W jego głowie mnożyły się pytania: po co wraca? dlaczego? na jak długo? po cholerę? czy odważą się ze sobą porozmawiać? 

Dawne wspomnienia powodowały u niego mdłości. Wiedział, że ta rozmowa nie przyniesie nic dobrego, ale nie spodziewał się takiej wiadomości. Gdyby wiedział to wcześniej, nie odebrałby tego głupiego telefonu. Wcale nie chciał tego wiedzieć. Nie był zły na swojego przyjaciela, na nią czy na siebie. Był zły na swoje życie, był wściekły, ponieważ zostanie znów postawiony w sytuacji, z której każde wyjście jest złe.

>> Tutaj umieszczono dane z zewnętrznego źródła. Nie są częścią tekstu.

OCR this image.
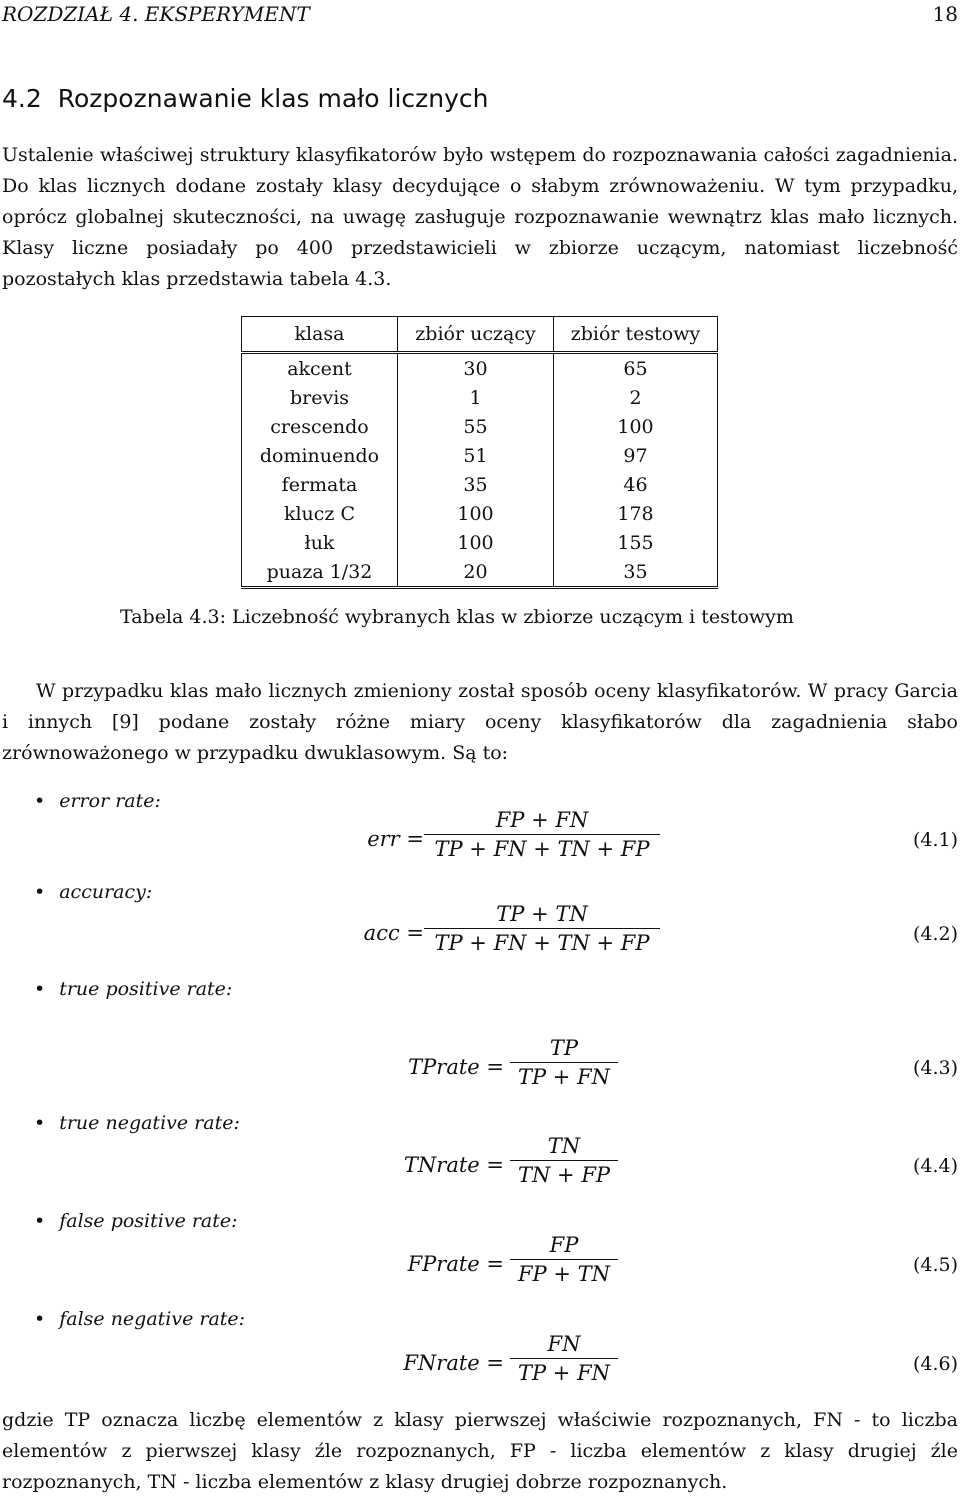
ROZDZIAŁ 4. EKSPERYMENT	18
4.2 Rozpoznawanie klas mało licznych
Ustalenie właściwej struktury klasyfikatorów było wstępem do rozpoznawania całości zagadnienia. Do klas licznych dodane zostały klasy decydujące o słabym zrównoważeniu. W tym przypadku, oprócz globalnej skuteczności, na uwagę zasługuje rozpoznawanie wewnątrz klas mało licznych. Klasy liczne posiadały po 400 przedstawicieli w zbiorze uczącym, natomiast liczebność pozostałych klas przedstawia tabela 4.3.
klasa	zbiór uczący	zbiór testowy
akcent	30	65
brevis	1	2
crescendo	55	100
dominuendo	51	97
fermata	35	46
klucz C	100	178
łuk	100	155
puaza 1/32	20	35
Tabela 4.3: Liczebność wybranych klas w zbiorze uczącym i testowym
W przypadku klas mało licznych zmieniony został sposób oceny klasyfikatorów. W pracy Garcia i innych [9] podane zostały różne miary oceny klasyfikatorów dla zagadnienia słabo zrównoważonego w przypadku dwuklasowym. Są to:
• error rate:
• accuracy:
• true positive rate:
• true negative rate:
• false positive rate:
• false negative rate:
err =
FP + FN
TP + FN + TN + FP	(4.1)
acc =
TP + TN
TP + FN + TN + FP	(4.2)
TPrate =
TP
TP + FN	(4.3)
TNrate =
TN
TN + FP	(4.4)
FPrate =
FP
FP + TN	(4.5)
FNrate =
FN
TP + FN	(4.6)
gdzie TP oznacza liczbę elementów z klasy pierwszej właściwie rozpoznanych, FN - to liczba elementów z pierwszej klasy źle rozpoznanych, FP - liczba elementów z klasy drugiej źle rozpoznanych, TN - liczba elementów z klasy drugiej dobrze rozpoznanych.
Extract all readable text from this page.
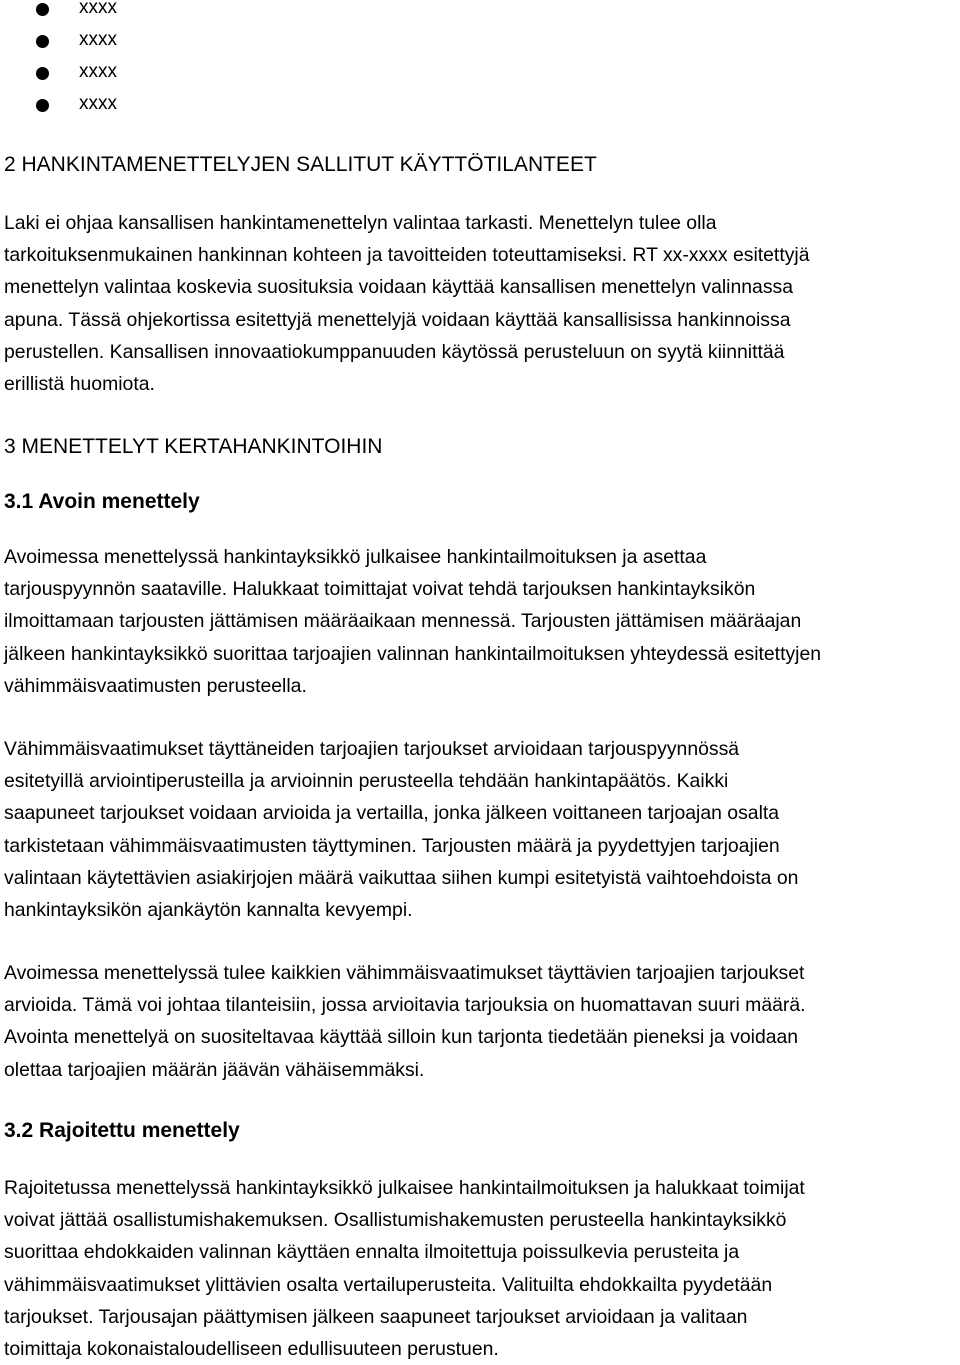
xxxx
xxxx
xxxx
xxxx
2 HANKINTAMENETTELYJEN SALLITUT KÄYTTÖTILANTEET

Laki ei ohjaa kansallisen hankintamenettelyn valintaa tarkasti. Menettelyn tulee olla
tarkoituksenmukainen hankinnan kohteen ja tavoitteiden toteuttamiseksi. RT xx-xxxx esitettyjä
menettelyn valintaa koskevia suosituksia voidaan käyttää kansallisen menettelyn valinnassa
apuna. Tässä ohjekortissa esitettyjä menettelyjä voidaan käyttää kansallisissa hankinnoissa
perustellen. Kansallisen innovaatiokumppanuuden käytössä perusteluun on syytä kiinnittää
erillistä huomiota.

3 MENETTELYT KERTAHANKINTOIHIN
3.1 Avoin menettely

Avoimessa menettelyssä hankintayksikkö julkaisee hankintailmoituksen ja asettaa
tarjouspyynnön saataville. Halukkaat toimittajat voivat tehdä tarjouksen hankintayksikön
ilmoittamaan tarjousten jättämisen määräaikaan mennessä. Tarjousten jättämisen määräajan
jälkeen hankintayksikkö suorittaa tarjoajien valinnan hankintailmoituksen yhteydessä esitettyjen
vähimmäisvaatimusten perusteella.

Vähimmäisvaatimukset täyttäneiden tarjoajien tarjoukset arvioidaan tarjouspyynnössä
esitetyillä arviointiperusteilla ja arvioinnin perusteella tehdään hankintapäätös. Kaikki
saapuneet tarjoukset voidaan arvioida ja vertailla, jonka jälkeen voittaneen tarjoajan osalta
tarkistetaan vähimmäisvaatimusten täyttyminen. Tarjousten määrä ja pyydettyjen tarjoajien
valintaan käytettävien asiakirjojen määrä vaikuttaa siihen kumpi esitetyistä vaihtoehdoista on
hankintayksikön ajankäytön kannalta kevyempi.

Avoimessa menettelyssä tulee kaikkien vähimmäisvaatimukset täyttävien tarjoajien tarjoukset
arvioida. Tämä voi johtaa tilanteisiin, jossa arvioitavia tarjouksia on huomattavan suuri määrä.
Avointa menettelyä on suositeltavaa käyttää silloin kun tarjonta tiedetään pieneksi ja voidaan
olettaa tarjoajien määrän jäävän vähäisemmäksi.

3.2 Rajoitettu menettely

Rajoitetussa menettelyssä hankintayksikkö julkaisee hankintailmoituksen ja halukkaat toimijat
voivat jättää osallistumishakemuksen. Osallistumishakemusten perusteella hankintayksikkö
suorittaa ehdokkaiden valinnan käyttäen ennalta ilmoitettuja poissulkevia perusteita ja
vähimmäisvaatimukset ylittävien osalta vertailuperusteita. Valituilta ehdokkailta pyydetään
tarjoukset. Tarjousajan päättymisen jälkeen saapuneet tarjoukset arvioidaan ja valitaan
toimittaja kokonaistaloudelliseen edullisuuteen perustuen.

Drzwi zatrzasnęły się za nim z hukiem. Nie wiedział co ma ze sobą zrobić, a zimno, które zalało jego ciało w kawalerce przyjaciela nadal nie ustępowało. Położył się więc do łóżka i przykrył szczelnie kołdrą. Chciało mu się wyć. Dlaczego on? Dlaczego los ciągle rzuca mu kłody pod nogi? Czy do końca życia będzie przeżywał w kółko to samo, jakby oglądał zaciętą kasetę? Czy kiedykolwiek stabilność będzie opisywała jego życie przez okres dłuższy niż parę miesięcy?

Z natłoku myśli wyrwał go dźwięk smsa. Bał się wyjąć telefon z kieszeni. Bał się, że to może być ona. Jednak zamiast jej imienia na wyświetlaczu zobaczył imię przyjaciela, który przekazał mu tę nieszczęsną informację. 

Blanka przylatuje za 3 dni.

Z jego ust wydostało się tylko ciche kurwa, a następnie w pokoju rozległ się dźwięk rzuconego z całym impetem o ścianę telefonu.